Tuesday July 11, 2006 (Reuters Health) - Assessment of the thymic volume with mediastinal CT is useful in predicting the drop in CD4+ T cells seen in HIV-infected adults during treatment interruption, according to a report in the June issue of the Journal of Acquired Immune Deficiency Syndromes.

Measurement of thymic volume “could be a useful tool to select patients who would be good candidates for prolonged highly active antiretroviral therapy (HAART) interruption,” senior author Dr. Manuel Leal, from the Virgen del Rocio University Hospital in Seville, Spain, and colleagues note.

The study involved 39 HIV-infected patients who began a treatment interruption protocol.
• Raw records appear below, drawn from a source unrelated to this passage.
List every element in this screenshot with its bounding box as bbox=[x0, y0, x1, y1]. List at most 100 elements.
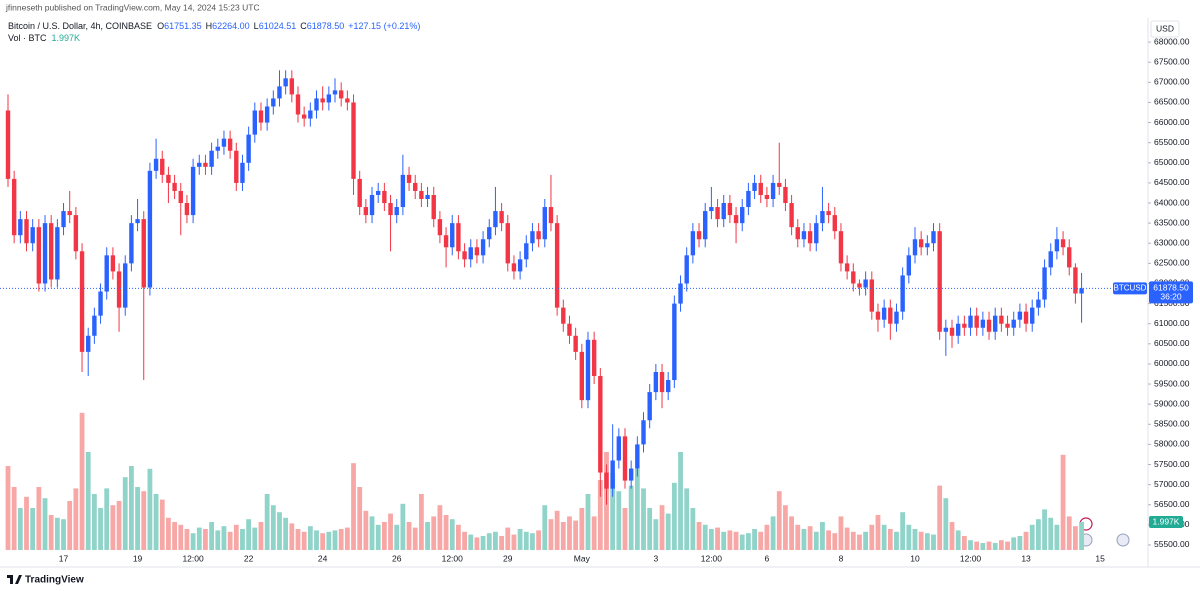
volume-bar bbox=[764, 524, 770, 550]
volume-bar bbox=[820, 522, 825, 550]
candle-body bbox=[480, 239, 486, 256]
volume-bar bbox=[776, 491, 782, 550]
candle-body bbox=[227, 138, 233, 151]
volume-bar bbox=[184, 529, 190, 550]
candle-body bbox=[277, 86, 282, 99]
candle-body bbox=[647, 392, 652, 421]
candle-body bbox=[271, 98, 276, 107]
volume-bar bbox=[715, 527, 720, 550]
candle-body bbox=[129, 223, 134, 264]
volume-bar bbox=[54, 517, 60, 550]
volume-bar bbox=[147, 468, 153, 550]
candle-body bbox=[1023, 311, 1029, 324]
x-tick-label: May bbox=[574, 553, 591, 563]
candle-body bbox=[73, 215, 79, 252]
candle-body bbox=[918, 239, 924, 248]
volume-bar bbox=[536, 530, 542, 550]
volume-bar bbox=[425, 522, 430, 550]
volume-bar bbox=[48, 515, 54, 550]
volume-bar bbox=[906, 524, 912, 550]
volume-bar bbox=[258, 522, 264, 550]
candle-body bbox=[332, 90, 338, 95]
ohlc-value: 61878.50 bbox=[307, 21, 345, 31]
candle-body bbox=[135, 219, 140, 224]
candle-body bbox=[104, 255, 109, 292]
y-tick-label: 67000.00 bbox=[1154, 77, 1190, 87]
volume-bar bbox=[462, 531, 467, 550]
volume-bar bbox=[881, 524, 887, 550]
volume-bar bbox=[1005, 541, 1010, 550]
candle-body bbox=[659, 371, 665, 393]
volume-bar bbox=[998, 540, 1004, 550]
candle-body bbox=[462, 251, 467, 260]
x-tick-label: 29 bbox=[503, 553, 513, 563]
y-tick-label: 59500.00 bbox=[1154, 378, 1190, 388]
y-tick-label: 60500.00 bbox=[1154, 338, 1190, 348]
candle-body bbox=[530, 231, 535, 244]
volume-bar bbox=[653, 519, 659, 550]
volume-bar bbox=[135, 487, 140, 550]
volume-value: 1.997K bbox=[52, 33, 81, 43]
volume-bar bbox=[684, 488, 690, 550]
y-tick-label: 62500.00 bbox=[1154, 258, 1190, 268]
candle-body bbox=[733, 215, 739, 224]
volume-bar bbox=[869, 524, 875, 550]
candle-body bbox=[548, 207, 554, 224]
volume-bar bbox=[844, 527, 850, 550]
volume-bar bbox=[850, 531, 856, 550]
y-tick-label: 57000.00 bbox=[1154, 479, 1190, 489]
volume-bar bbox=[1054, 524, 1060, 550]
volume-bar bbox=[283, 517, 289, 550]
candle-body bbox=[844, 263, 850, 272]
volume-bar bbox=[474, 537, 480, 550]
candle-body bbox=[690, 231, 696, 256]
candle-body bbox=[943, 327, 949, 332]
candle-body bbox=[116, 271, 122, 308]
candle-body bbox=[499, 211, 504, 224]
volume-tag-bg bbox=[1149, 516, 1183, 529]
volume-bar bbox=[721, 531, 727, 550]
candle-body bbox=[616, 436, 622, 461]
volume-bar bbox=[196, 527, 202, 550]
candle-body bbox=[974, 315, 979, 328]
volume-bar bbox=[122, 477, 128, 550]
candle-body bbox=[622, 436, 628, 481]
candle-body bbox=[986, 319, 992, 332]
symbol-tag-bg bbox=[1113, 282, 1147, 295]
y-tick-label: 66500.00 bbox=[1154, 97, 1190, 107]
x-tick-label: 19 bbox=[133, 553, 143, 563]
volume-bar bbox=[554, 510, 560, 550]
y-tick-label: 58000.00 bbox=[1154, 439, 1190, 449]
volume-bar bbox=[129, 466, 134, 550]
ohlc-key: L bbox=[254, 21, 259, 31]
volume-bar bbox=[388, 513, 393, 550]
volume-legend: Vol · BTC 1.997K bbox=[8, 33, 80, 43]
volume-bar bbox=[955, 530, 961, 550]
legend-line: Bitcoin / U.S. Dollar, 4h, COINBASE O6175… bbox=[8, 21, 420, 31]
candle-body bbox=[431, 194, 436, 220]
volume-bar bbox=[357, 487, 363, 550]
volume-bar bbox=[1079, 522, 1084, 550]
candle-body bbox=[363, 207, 369, 216]
ohlc-value: 61751.35 bbox=[164, 21, 202, 31]
volume-bar bbox=[733, 531, 739, 550]
volume-bar bbox=[523, 531, 529, 550]
candle-body bbox=[5, 110, 11, 179]
candle-body bbox=[881, 307, 887, 320]
x-tick-label: 12:00 bbox=[442, 553, 464, 563]
candle-body bbox=[783, 186, 788, 204]
candle-body bbox=[61, 211, 66, 228]
candle-body bbox=[123, 263, 128, 308]
volume-bar bbox=[789, 516, 794, 550]
volume-bar bbox=[394, 524, 400, 550]
volume-bar bbox=[542, 505, 548, 550]
ohlc-value: 62264.00 bbox=[212, 21, 250, 31]
candle-body bbox=[400, 174, 406, 208]
volume-bar bbox=[400, 503, 406, 550]
candle-body bbox=[851, 271, 856, 284]
volume-bar bbox=[597, 480, 603, 550]
change: +127.15 (+0.21%) bbox=[348, 21, 420, 31]
y-tick-label: 66000.00 bbox=[1154, 117, 1190, 127]
volume-bar bbox=[326, 531, 332, 550]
Before starting the protocol, the subjects had CD4+ cell counts of at least 500 cells/microliter, nadir CD4+ cell counts of at least 250 cells/microliter, and viral loads below 50 copies/mL for the last 12 months or longer. The main endpoint was a drop in the CD4+ cell count below 350 cells/microliter.

Nine patients (23%) achieved the main endpoint, the report indicates.

The only significant predictor of CD4+ cell decline during treatment interruption was the thymic volume (p = 0.04), although the nadir CD4+ cell count came close. With a higher thymic volume, the drop in CD4+ cell counts after halting treatment was less pronounced.

By contrast, age, gender, hepatitis C virus coinfection, baseline CD4+ cell count, T-cell receptor excision circle-bearing cells, and early viral load rebound were not predictive of the main endpoint.

“To our knowledge, this is the first time that thymic volume has been observed to predict CD4+ T-cell loss rates among persons halting HAART,” the authors conclude.
J Acquir Immune Defic Syndr 2006;42:203-206.